Born into a musical legacy — her father Larry Brown once played in The Association and Smothers Brothers before joining Engelbert Humperdinck in the ‘80s, where he met and forged a romantic relationship with her mother Anne Murray Brown — Pruitt embarks on her own with a comeback singled called «High in the Valley». From the Nancy Sinatra-smattered jingle to fusing rockabilly with the pop styles of the ‘40s, ‘50s and ‘60s, the young performer is a lost soul far removed from our own.
The song snarls and winds its way through the smoke of neon lights, transportive but modern. It’s her first bit of music in five years and shows remarkable growth, owed in large part to just living a life worth living. She’s battered from life’s blunt waves knocking her down, but she claws her way back up time and time again. It’s that kind of exposure to reality that breeds singers and songwriters with something worthwhile to say.
«Closest that I’ve ever been to God is a Bible on a nightstand at an old roadside motel», she paints, drawing a parallel to her youth and upbringing that lacked a religious direction. «I had written down that song title a few years ago. It was such a part of me at one point to feel like I was trapped in this hopelessness of being so close to what you want in a way but so far away», she says of the song, written with Joseph Holliday and Kenny Fleetwood. Amidst the flecks of cracked motel paint and peeling wallpaper, Pruitt finds herself plucked down in a Spaghetti Western.
She didn’t come to fully realise music was her destiny until her teen years. «It scared the shit out of me», she confesses with a chuckle. Having been surrounded with her parents’ music and a well of musician and songwriter friends, Pruitt felt the pressure to lead the same lifestyle. She began singing out at 18 or 19, and it was evident the stage never felt more like home to her. The spotlights bearing down on her sequinned costumes and larger-than-life braggadocio, she finally and fully flies free.
It wasn’t until about seven years ago that she began recording demos. At the time, she did nothing with them, but randomly, an old neighbour, who once worked in A&R but now in radio, stumbled onto her collection of demo work. He then handed them off to Jack Ponsei, who has certainly worn every hat there is to wear in the industry. He was immediately struck by Pruitt’s charming caramel-rich alto and signed her to both a management and record deal (to Merovee Records).
An EP called To Win Your Love arrived in 2013, and while she had her debut full-length all ready to go, things didn’t exactly feel right anymore. So, the record was shelved. The label went belly up soon after, and she was left wandering around to find her next moves.
With space and time to breathe, Pruitt is more energised than ever these days. «High in the Valley» is a smokey concoction of forlorn spirits caught in grungy dive bars in nowhere middle America, the dust of the open road crawling along the floor and the neons piercing the crowd’s dilated pupils.
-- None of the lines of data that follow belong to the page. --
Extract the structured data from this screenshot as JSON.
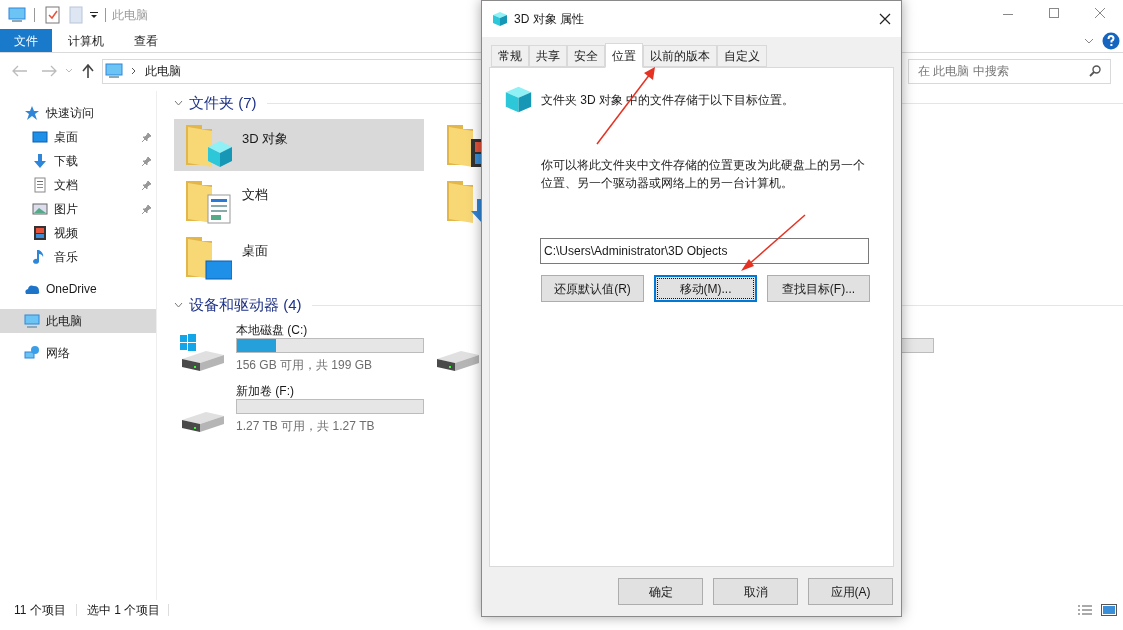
{
  "explorer": {
    "title": "此电脑",
    "ribbon_tabs": [
      {
        "label": "文件",
        "selected": true
      },
      {
        "label": "计算机",
        "selected": false
      },
      {
        "label": "查看",
        "selected": false
      }
    ],
    "address": {
      "path": "此电脑"
    },
    "search": {
      "placeholder": "在 此电脑 中搜索"
    },
    "sidebar": {
      "items": [
        {
          "label": "快速访问",
          "kind": "star",
          "selected": false,
          "children": [
            {
              "label": "桌面",
              "kind": "desktop",
              "pinned": true,
              "selected": false
            },
            {
              "label": "下载",
              "kind": "download",
              "pinned": true,
              "selected": false
            },
            {
              "label": "文档",
              "kind": "document",
              "pinned": true,
              "selected": false
            },
            {
              "label": "图片",
              "kind": "picture",
              "pinned": true,
              "selected": false
            },
            {
              "label": "视频",
              "kind": "video",
              "pinned": false,
              "selected": false
            },
            {
              "label": "音乐",
              "kind": "music",
              "pinned": false,
              "selected": false
            }
          ]
        },
        {
          "label": "OneDrive",
          "kind": "cloud",
          "selected": false
        },
        {
          "label": "此电脑",
          "kind": "computer",
          "selected": true
        },
        {
          "label": "网络",
          "kind": "network",
          "selected": false
        }
      ]
    },
    "folders": {
      "title": "文件夹 (7)",
      "items": [
        {
          "name": "3D 对象",
          "kind": "cube",
          "selected": true
        },
        {
          "kind": "video",
          "selected": false
        },
        {
          "name": "文档",
          "kind": "document",
          "selected": false
        },
        {
          "kind": "downloads",
          "selected": false
        },
        {
          "name": "桌面",
          "kind": "desktop",
          "selected": false
        }
      ]
    },
    "drives": {
      "title": "设备和驱动器 (4)",
      "items": [
        {
          "name": "本地磁盘 (C:)",
          "kind": "system",
          "level": 0.21,
          "reading": "156 GB 可用，共 199 GB"
        },
        {
          "kind": "disk"
        },
        {
          "kind": "none"
        },
        {
          "name": "新加卷 (F:)",
          "kind": "disk",
          "reading": "1.27 TB 可用，共 1.27 TB"
        }
      ]
    },
    "status_bar": {
      "count": "11 个项目",
      "selection": "选中 1 个项目"
    }
  },
  "dialog": {
    "title": "3D 对象 属性",
    "tabs": [
      {
        "label": "常规",
        "selected": false
      },
      {
        "label": "共享",
        "selected": false
      },
      {
        "label": "安全",
        "selected": false
      },
      {
        "label": "位置",
        "selected": true
      },
      {
        "label": "以前的版本",
        "selected": false
      },
      {
        "label": "自定义",
        "selected": false
      }
    ],
    "heading": "文件夹 3D 对象 中的文件存储于以下目标位置。",
    "description": "你可以将此文件夹中文件存储的位置更改为此硬盘上的另一个位置、另一个驱动器或网络上的另一台计算机。",
    "path": "C:\\Users\\Administrator\\3D Objects",
    "actions": [
      {
        "label": "还原默认值(R)",
        "focused": false
      },
      {
        "label": "移动(M)...",
        "focused": true
      },
      {
        "label": "查找目标(F)...",
        "focused": false
      }
    ],
    "buttons": [
      "确定",
      "取消",
      "应用(A)"
    ]
  }
}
Her spirit and heart are on full display, culled together with remarkable musical depth. «I love Wanda Jackson», she says. «I went head over heels for her the first time I heard her». I saw the movie ‘Cry Baby’ when I was nine years old, and it shaped the form of my life».
Her love of everything vintage is pretty evident when you see her live. «I saw the movie Cry Baby when I was nine years old, and it shaped the form of my life. That’s something important. I want to put on a show with a spectacle», she says, citing how the movie Gypsy, starring Natalie Wood and Rosalind Russell, carries an equally indelible impact. She also culls the flash of Show Girls and the mystique of burlesque into the music and performances, beckoning the listener and concertgoer into a world long gone.
The accompanying visual, directed by Dana Boulos and styled by Shana Anderson, is inspired by fame French photographer Guy Bourdin. The aesthetic is classic without being pretentious, accessible but universal, colourful but not overexposed. Pruitt’s vocal is sly as a cobra whose venomous itch unleashes utter bedlam on an unsuspecting audience.
The singer is currently working on new music, expected soon on the heels of «High in the Valley».